Debate about how best to regulate the financial system is well and truly underway. It has been observed that if a bank (or similar financial institution) is too big to fail it is too large to live.
The issue of “moral hazard” has been highlighted by the rapid return to profitability of banks that accepted taxpayers’ bailout money not so long ago, with consequent payment of large bonuses which may be difficult legally to prevent.
No lesser authority than Paul Volcker, America’s all-time champion central banker, wants to separate commercial banks from investment banks, a return to the arrangements of a simpler time.
This would rather neatly separate different types of financial activities — presumably improving managerial and board focus — and make current financial conglomerates smaller.
Commercial banks would be closely regulated and bailed out or forced into shotgun marriages if they were in danger of failing. Managers could be expected to behave, and be paid as, old-time commercial bankers. Retired commercial bankers could be pressed into service if the current generation of bankers was uninterested in such a dull, moderately paid, career.

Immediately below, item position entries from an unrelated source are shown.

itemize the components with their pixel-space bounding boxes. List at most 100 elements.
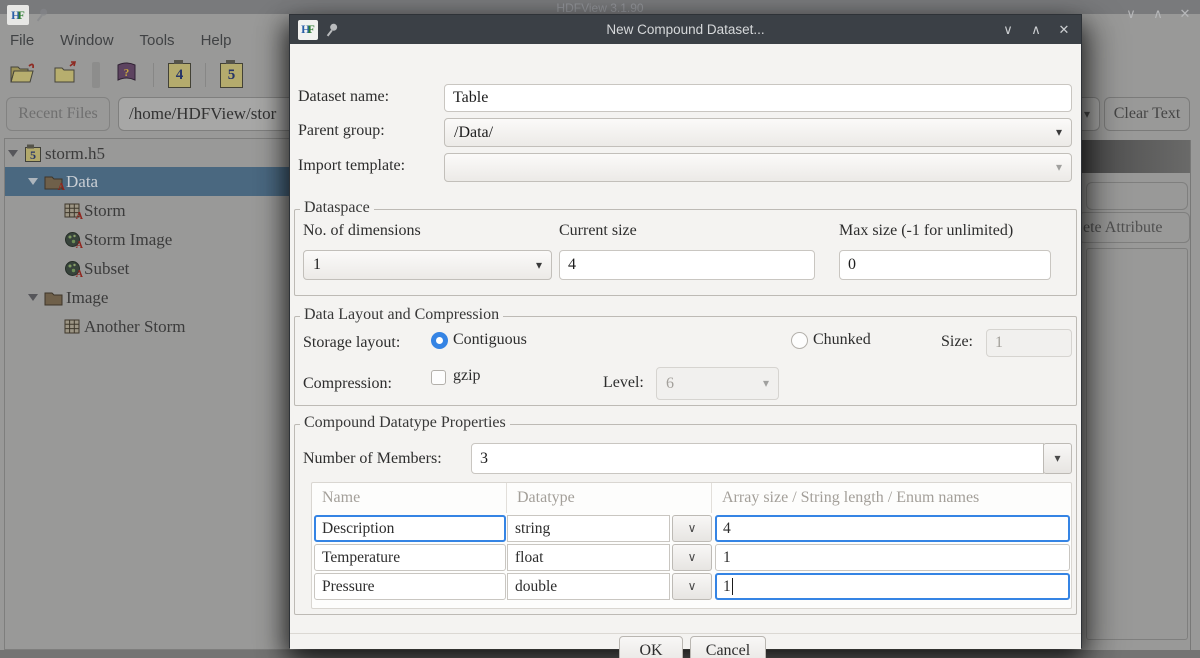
minimize-icon[interactable]: ∨ xyxy=(1124,6,1138,22)
new-compound-dataset-dialog: HF New Compound Dataset... ∨ ∧ ✕ Dataset… xyxy=(289,14,1082,658)
member-datatype-value[interactable]: float xyxy=(507,544,670,571)
tree-item-storm-h5[interactable]: 5 storm.h5 xyxy=(8,139,105,168)
help-book-icon[interactable]: ? xyxy=(114,61,139,89)
expander-arrow-icon[interactable] xyxy=(28,178,38,185)
member-name-input[interactable]: Temperature xyxy=(314,544,506,571)
chunked-radio[interactable] xyxy=(791,332,808,349)
max-size-input[interactable]: 0 xyxy=(839,250,1051,280)
layout-compression-legend: Data Layout and Compression xyxy=(300,306,504,324)
toolbar-separator xyxy=(153,63,154,87)
dataset-table-icon xyxy=(64,318,81,335)
members-header-arraysize: Array size / String length / Enum names xyxy=(722,489,980,506)
number-of-members-value[interactable]: 3 xyxy=(471,443,1044,474)
svg-text:5: 5 xyxy=(30,148,36,162)
chevron-down-icon[interactable]: ▾ xyxy=(1084,107,1090,122)
current-size-input[interactable]: 4 xyxy=(559,250,815,280)
dataspace-legend: Dataspace xyxy=(300,199,374,217)
open-file-icon[interactable] xyxy=(8,60,38,91)
member-datatype-value[interactable]: double xyxy=(507,573,670,600)
menu-help[interactable]: Help xyxy=(201,32,232,49)
content-pane-header xyxy=(1082,140,1191,173)
member-name-input[interactable]: Description xyxy=(314,515,506,542)
member-datatype-dropdown-button[interactable]: ∨ xyxy=(672,515,712,542)
no-of-dimensions-label: No. of dimensions xyxy=(303,222,421,239)
menu-bar: File Window Tools Help xyxy=(10,32,231,49)
member-datatype-dropdown-button[interactable]: ∨ xyxy=(672,573,712,600)
chevron-down-icon: ▾ xyxy=(1055,125,1062,139)
maximize-icon[interactable]: ∧ xyxy=(1151,6,1165,22)
dialog-body: Dataset name: Table Parent group: /Data/… xyxy=(290,44,1081,658)
tree-item-label: Storm xyxy=(84,200,126,220)
maximize-icon[interactable]: ∧ xyxy=(1029,22,1043,38)
chevron-down-icon: ▾ xyxy=(1055,160,1062,174)
menu-tools[interactable]: Tools xyxy=(140,32,175,49)
parent-group-select[interactable]: /Data/ ▾ xyxy=(444,118,1072,147)
dataset-name-input[interactable]: Table xyxy=(444,84,1072,112)
minimize-icon[interactable]: ∨ xyxy=(1001,22,1015,38)
compound-properties-legend: Compound Datatype Properties xyxy=(300,414,510,432)
dataset-name-label: Dataset name: xyxy=(298,88,390,105)
delete-attribute-button[interactable]: ete Attribute xyxy=(1078,212,1190,243)
tree-item-another-storm[interactable]: Another Storm xyxy=(64,312,186,341)
members-header-datatype: Datatype xyxy=(507,483,712,513)
tree-item-storm[interactable]: A Storm xyxy=(64,196,126,225)
chunked-label: Chunked xyxy=(813,331,871,348)
tree-item-image[interactable]: Image xyxy=(28,283,108,312)
dataset-table-icon: A xyxy=(64,202,83,222)
level-select: 6 ▾ xyxy=(656,367,779,400)
tree-item-data[interactable]: A Data xyxy=(5,167,289,196)
window-bottom-edge xyxy=(0,650,1200,658)
max-size-label: Max size (-1 for unlimited) xyxy=(839,222,1014,239)
dialog-controls: ∨ ∧ ✕ xyxy=(1001,15,1071,44)
group-folder-icon xyxy=(44,290,63,306)
file-path-value: /home/HDFView/stor xyxy=(129,104,277,123)
close-icon[interactable]: ✕ xyxy=(1178,6,1192,22)
member-datatype-value[interactable]: string xyxy=(507,515,670,542)
clear-text-button[interactable]: Clear Text xyxy=(1104,97,1190,131)
tree-item-label: Subset xyxy=(84,258,130,278)
menu-file[interactable]: File xyxy=(10,32,34,49)
cancel-button[interactable]: Cancel xyxy=(690,636,766,658)
gzip-checkbox[interactable] xyxy=(431,370,446,385)
chevron-down-icon: ▾ xyxy=(762,376,769,390)
expander-arrow-icon[interactable] xyxy=(8,150,18,157)
import-template-select[interactable]: ▾ xyxy=(444,153,1072,182)
svg-text:?: ? xyxy=(124,67,130,79)
chevron-down-icon: ∨ xyxy=(687,521,697,535)
hdf-logo-icon: HF xyxy=(7,5,29,25)
main-window-title: HDFView 3.1.90 xyxy=(556,1,644,15)
member-arraysize-input[interactable]: 1 xyxy=(715,544,1070,571)
hdf4-file-icon[interactable]: 4 xyxy=(168,59,191,88)
compression-label: Compression: xyxy=(303,375,392,392)
level-label: Level: xyxy=(603,374,644,391)
tree-panel xyxy=(4,138,290,650)
tree-item-label: Image xyxy=(66,287,109,307)
number-of-members-dropdown-button[interactable]: ▾ xyxy=(1043,443,1072,474)
toolbar-separator xyxy=(92,62,100,88)
attribute-info-panel xyxy=(1086,248,1188,640)
new-file-icon[interactable] xyxy=(52,60,78,91)
tree-item-label: storm.h5 xyxy=(45,143,105,163)
size-label: Size: xyxy=(941,333,973,350)
contiguous-radio[interactable] xyxy=(431,332,448,349)
chevron-down-icon: ▾ xyxy=(535,257,542,272)
hdf5-file-icon[interactable]: 5 xyxy=(220,59,243,88)
dialog-title: New Compound Dataset... xyxy=(606,22,765,37)
member-arraysize-input[interactable]: 1 xyxy=(715,573,1070,600)
attribute-action-button[interactable] xyxy=(1086,182,1188,210)
tree-item-storm-image[interactable]: A Storm Image xyxy=(64,225,172,254)
button-bar-separator xyxy=(290,633,1081,649)
tree-item-subset[interactable]: A Subset xyxy=(64,254,129,283)
main-window-controls: ∨ ∧ ✕ xyxy=(1124,6,1192,22)
chunk-size-input: 1 xyxy=(986,329,1072,357)
no-of-dimensions-select[interactable]: 1 ▾ xyxy=(303,250,552,280)
member-datatype-dropdown-button[interactable]: ∨ xyxy=(672,544,712,571)
menu-window[interactable]: Window xyxy=(60,32,113,49)
expander-arrow-icon[interactable] xyxy=(28,294,38,301)
recent-files-button[interactable]: Recent Files xyxy=(6,97,110,131)
close-icon[interactable]: ✕ xyxy=(1057,22,1071,38)
member-arraysize-input[interactable]: 4 xyxy=(715,515,1070,542)
ok-button[interactable]: OK xyxy=(619,636,683,658)
dialog-titlebar[interactable]: HF New Compound Dataset... ∨ ∧ ✕ xyxy=(290,15,1081,44)
member-name-input[interactable]: Pressure xyxy=(314,573,506,600)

Investment bankers would be allowed to take risks with their balance sheets, gearing up to increase returns if they wished. The key point is that it would be made crystal clear that no bailout could be expected — indeed the enabling legislation might specifically ban any official bailout or marriage brokered by officials.
Sadly, despite Volcker’s stellar reputation, this idea seems not to be gaining traction in the USA, mores’ the pity.
It is hard to imagine APRA’s John Laker knocking on Macquarie Bank’s front door and saying something like “I’m here to break you into a dull commercial bank and a racy investment bank. Stop what you are doing until I approve a new business plan.”
There are massive vested interests at play here, and highly paid bankers are famously good at duchessing poorly paid officials and politicians. Whatever the bureaucrats and pollies say, they cannot avoid a sneaking feeling that the bankers must be smarter than they are, and which modern official or politician can argue confidently with the verdict of the market? (Kevin Rudd and Ken Henry perhaps excepted.)
Martin Wolf of FT fame discusses the challenge of managing the “gigantic cuckoo in our nest.” He concludes, consistent with Volcker: “Either we impose a credible threat of bankruptcy. or institutions we have to support are made safer, or, better, we have both of these.”
“Open-ended insurance of weakly regulated institutions that take complex financial institutions that take complex gambles is intolerable. We dare not return to business as usual. It is as simple — and brutal — as that.”
John Gapper this week discusses what should happen to Goldman Sachs.
Locking up a high proportion of bonuses until ‘partners’ retire is one possibility, with strong clawback provisions in case of losses caused by anything really but certainly bad risks gone wrong.
Convincing people that Goldman is a public utility that operates in the public interest might be more attractive but unlikely to succeed.
But the main message is clear — Goldman is in the class of organisations that should be allowed to fail.